Although the urinary gentamicin concentration does not represent the level present adjacent to the prostheses, it does give a useful guide to release rate. However, it should be noted that even intra-articular measurements do not reflect the gap concentration at the bone-cement interface [15]. The corollary of this is that the urinary detected gentamicin suggests that the significantly higher interface concentrations are being achieved in vivo.

This will ensure that the biomaterials are protected against the development of a bacterial biofilm for at least six weeks. This ensures that the race for the surface is not a sprint but instead a long-distance event. Importantly the implants will be protected for the period during which the principle soft tissue healing occurs

This supports the registry observations that ALAC is an independent factor that reduces the risk of revision [10, 23] and the clinical studies that have shown prolonged statistically significant protection against PJI [16].
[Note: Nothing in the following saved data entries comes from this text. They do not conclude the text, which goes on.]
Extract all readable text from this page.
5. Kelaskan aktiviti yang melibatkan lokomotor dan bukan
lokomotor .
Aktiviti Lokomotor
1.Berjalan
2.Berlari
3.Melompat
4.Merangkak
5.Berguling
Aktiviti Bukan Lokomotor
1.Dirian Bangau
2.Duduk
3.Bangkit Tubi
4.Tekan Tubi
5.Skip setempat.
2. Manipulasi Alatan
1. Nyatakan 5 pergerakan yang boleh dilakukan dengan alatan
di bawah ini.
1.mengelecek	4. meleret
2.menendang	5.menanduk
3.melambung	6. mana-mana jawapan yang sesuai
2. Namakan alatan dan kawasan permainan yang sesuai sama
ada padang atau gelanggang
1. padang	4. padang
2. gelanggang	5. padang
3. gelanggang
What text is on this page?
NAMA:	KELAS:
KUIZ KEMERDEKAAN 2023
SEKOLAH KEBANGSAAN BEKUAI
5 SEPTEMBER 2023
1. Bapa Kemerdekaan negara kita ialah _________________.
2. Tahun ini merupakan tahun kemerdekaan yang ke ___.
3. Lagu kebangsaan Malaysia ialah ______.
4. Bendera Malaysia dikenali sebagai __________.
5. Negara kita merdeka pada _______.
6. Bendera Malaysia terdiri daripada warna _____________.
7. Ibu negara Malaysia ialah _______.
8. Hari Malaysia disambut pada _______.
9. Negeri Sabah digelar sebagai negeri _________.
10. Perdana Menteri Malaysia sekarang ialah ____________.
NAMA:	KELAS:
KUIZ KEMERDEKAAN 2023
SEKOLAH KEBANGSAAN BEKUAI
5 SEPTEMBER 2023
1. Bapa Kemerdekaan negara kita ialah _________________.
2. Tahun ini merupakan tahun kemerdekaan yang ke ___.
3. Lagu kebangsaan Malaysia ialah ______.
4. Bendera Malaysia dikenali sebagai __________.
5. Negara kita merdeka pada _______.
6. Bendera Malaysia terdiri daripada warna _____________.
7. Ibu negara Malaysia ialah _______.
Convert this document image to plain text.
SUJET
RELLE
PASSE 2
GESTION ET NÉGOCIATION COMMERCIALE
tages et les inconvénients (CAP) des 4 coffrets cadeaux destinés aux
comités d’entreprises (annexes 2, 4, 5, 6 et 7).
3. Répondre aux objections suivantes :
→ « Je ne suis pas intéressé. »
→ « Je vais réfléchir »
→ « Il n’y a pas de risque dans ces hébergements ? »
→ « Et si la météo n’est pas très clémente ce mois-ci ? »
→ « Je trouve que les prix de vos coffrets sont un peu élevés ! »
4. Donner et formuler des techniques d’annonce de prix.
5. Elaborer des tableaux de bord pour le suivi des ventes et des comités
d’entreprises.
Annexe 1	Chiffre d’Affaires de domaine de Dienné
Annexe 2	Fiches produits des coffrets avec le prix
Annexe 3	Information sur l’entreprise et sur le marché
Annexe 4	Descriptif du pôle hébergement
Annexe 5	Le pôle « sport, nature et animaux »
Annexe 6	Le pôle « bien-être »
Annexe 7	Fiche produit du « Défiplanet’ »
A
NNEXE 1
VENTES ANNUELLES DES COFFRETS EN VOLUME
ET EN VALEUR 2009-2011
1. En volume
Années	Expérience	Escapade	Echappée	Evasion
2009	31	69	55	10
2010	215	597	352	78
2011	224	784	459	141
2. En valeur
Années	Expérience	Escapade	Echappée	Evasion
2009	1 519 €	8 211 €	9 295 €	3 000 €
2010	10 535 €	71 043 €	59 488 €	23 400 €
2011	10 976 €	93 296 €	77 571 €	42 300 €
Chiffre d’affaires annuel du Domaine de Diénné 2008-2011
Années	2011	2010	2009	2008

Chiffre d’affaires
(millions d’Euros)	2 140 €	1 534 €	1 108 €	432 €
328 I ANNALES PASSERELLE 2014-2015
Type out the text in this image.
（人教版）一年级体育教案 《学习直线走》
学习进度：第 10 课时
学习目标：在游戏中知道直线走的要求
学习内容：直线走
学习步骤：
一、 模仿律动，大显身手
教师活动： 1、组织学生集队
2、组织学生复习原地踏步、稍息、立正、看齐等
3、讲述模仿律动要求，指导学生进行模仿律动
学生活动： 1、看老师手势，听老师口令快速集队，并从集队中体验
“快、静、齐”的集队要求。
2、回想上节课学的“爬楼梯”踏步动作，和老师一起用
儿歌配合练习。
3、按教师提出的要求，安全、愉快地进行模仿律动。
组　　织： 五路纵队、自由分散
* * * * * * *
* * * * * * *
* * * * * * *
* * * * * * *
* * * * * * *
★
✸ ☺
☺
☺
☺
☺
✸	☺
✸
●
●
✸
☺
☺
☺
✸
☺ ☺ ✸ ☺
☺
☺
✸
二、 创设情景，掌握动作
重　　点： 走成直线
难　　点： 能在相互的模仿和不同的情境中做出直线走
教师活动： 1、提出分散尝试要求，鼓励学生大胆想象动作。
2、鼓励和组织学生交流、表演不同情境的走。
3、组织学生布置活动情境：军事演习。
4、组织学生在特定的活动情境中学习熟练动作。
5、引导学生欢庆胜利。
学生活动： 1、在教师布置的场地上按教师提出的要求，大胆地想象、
One concern is the prolonged low-level release which has the theoretical potential to promote resistance in any bacteria present at the host-implant interface. Although ALAC is proven to reduce the rate of PJI, those infections that do occur are likely to demonstrate higher antimicrobial resistance [11].

The major weakness of this study is that the urinary gentamicin estimations were made on discrete urinary samples rather than on pooled daily outputs. Therefore although the data do represent absolute gentamicin concentrations, without urinary output volumes these are difficult to convert to true elution data (total amount of gentamicin released against time). The decision to use discrete urine samples was made pragmatically and reflected the difficulties of collecting 24 hour urine samples in this elderly population. We have therefore made an assumption that over the prolonged period of sampling there would be relatively constant daily urinary output, hence minimising day-to-day variations in gentamicin release. However, as the total weight of cement used in each patient was not recorded, it would have been difficult to relate total gentamicin urinary excretion to the amount implanted and one of the strengths of this study lies in proof of concept that urinary excretion can be used to evaluate gentamicin release from implanted cement.

In summary, the use of this novel analysis technique reveals more prolonged release of gentamicin from ALAC in patients undergoing primary THA. This may in part explain the favourable registry figures from the use of ALAC in THA.